Pattern matching in OEChem is always done using query molecules or
query graphs. Non-query molecules, i.e. those that are derived
directly from OEMolBase or OEMCMolBase , must be
converted into a query molecule. Conversion into a query molecule is
controlled using the values in the OEExprOpts namespace .
Expression options can either be specified in the constructor for an
OEQMol , or using the convenience constructors in pattern
matching classes (OESubSearch , OEMCSSearch ,
and OECliqueSearch ) which take expression options as as arguments.

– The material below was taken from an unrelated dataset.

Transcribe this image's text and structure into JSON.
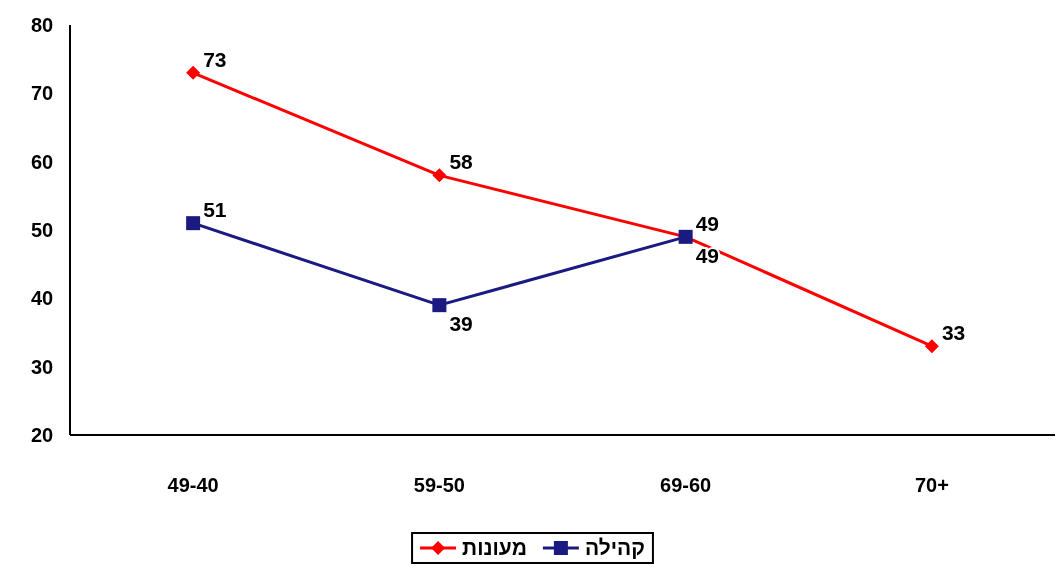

Figure 18.9 shows an example where maximum common substructure search is performed using the OEExprOpts_DefaultAtoms and OEExprOpts_DefaultBonds options.
|
The OEExprOpts_DefaultAtoms option means that two atoms are considered to be equivalent i.e. they can be mapped to each other if they have the same atomic number, aromaticity, and formal charge. The OEExprOpts_DefaultBonds option means that two bonds can be mapped to each other if they have the same bond order and aromaticity.
1 #!/usr/bin/env python
2
3 from openeye.oechem import *
4 import os,sys
5
6 pattern = OEGraphMol()
7 target = OEGraphMol()
8 OEParseSmiles(pattern, "c1(cc(nc2c1C(CCC2)Cl)CCl)O")
9 OEParseSmiles(target, "c1(c2c(nc(n1)CF)COC=C2)N")
10
11 atomexpr = OEExprOpts_DefaultAtoms #
12 bondexpr = OEExprOpts_DefaultBonds #
13
14 patternQ = OEQMol(pattern)
15 # generate query with atom and bond expression options
16 patternQ.BuildExpressions(atomexpr,bondexpr) #
17 mcss = OEMCSSearch(patternQ)
18
19 unique = True
20 count = 1
21 # loop over matches
22 for match in mcss.Match(target,unique):
23 sys.stdout.write("\nMatch %d :" % count)
24 sys.stdout.write("\nNumber of matched atoms: %d " % match.NumAtoms())
25 sys.stdout.write("\nNumber of matched bonds: %d " % match.NumBonds())
26 # create match subgraph
27 m = OEGraphMol()
28 OESubsetMol(m,match,True)
29 smi = OECreateCanSmiString(m)
30 sys.stdout.write("\nmatch smiles = %s \n" % smi)
31 count += 1
The best way to understand how various atom and bond expressions influence the
pattern matching is to change the atom (line 11) and
bond expressions (line 12) in Listing
After constructing the pattern molecule, the OEQMolBase.BuildExpressions (line 16) defines the level of atom and bond matching between the pattern molecule and any target molecule.
By modifying the atom and bond expression options, very diverse pattern matching can be performed. Figure 18.10 - Figure 18.14 show several examples where maximum common substructure searches are performed for the same query and target molecules, but with various atom and bond expression options.
In the first example in Figure 18.10, the OEExprOpts_ExactAtoms expression option is used to give a higher degree of discrimination of the equivalence of atoms, i.e. atoms can only be mapped to each other if they have the same degree, number of hydrogens, chirality, mass, and ring membership in addition to the requirements of the OEExprOpts_DefaultAtoms option.
|
Figure 18.11 - Figure 18.14 show examples where the discrimination capability of the OEExprOpts_DefaultAtoms is decreased by adding various modifiers. For example, using the OEExprOpts_EqAromatic modifier, atoms in any aromatic ring systems are considered equivalent. As a result, the pyridine and pyrimidine ring can be mapped to each other in Figure 18.11. Similarly, OEExprOpts_EqHalogen (Figure 18.12) and OEExprOpts_EqONS (Figure 18.13) define equivalency between halogen atoms and oxygen-nitrogen-sulfur atoms, respectively. Using OEExprOpts_EqCAliphaticONS (Figure 18.14) an aliphatic query carbon atom is considered equivalent to any oxygen, nitrogen, or sulphur atom.
|
|
|
|
Similar modifiers exist for altering bond equivalency. Figure 18.15 shows an example where single and double bonds are considered identical when OEExprOpts_EqSingleDouble modifier is utilized.
|
The last example in Figure 18.16 represents a very unrestrained search, where both the atom and bond expression options have weak discrimination power.
|
Even though only maximum common substructure search examples are presented here, atom
and bond expression options can be similarly used with substructure searches or
clique detections.
For a full description of expression options and their usage please
refer to the OEExprOpts namespace section in
the OEChem namespaces of the OEChem C++ API document.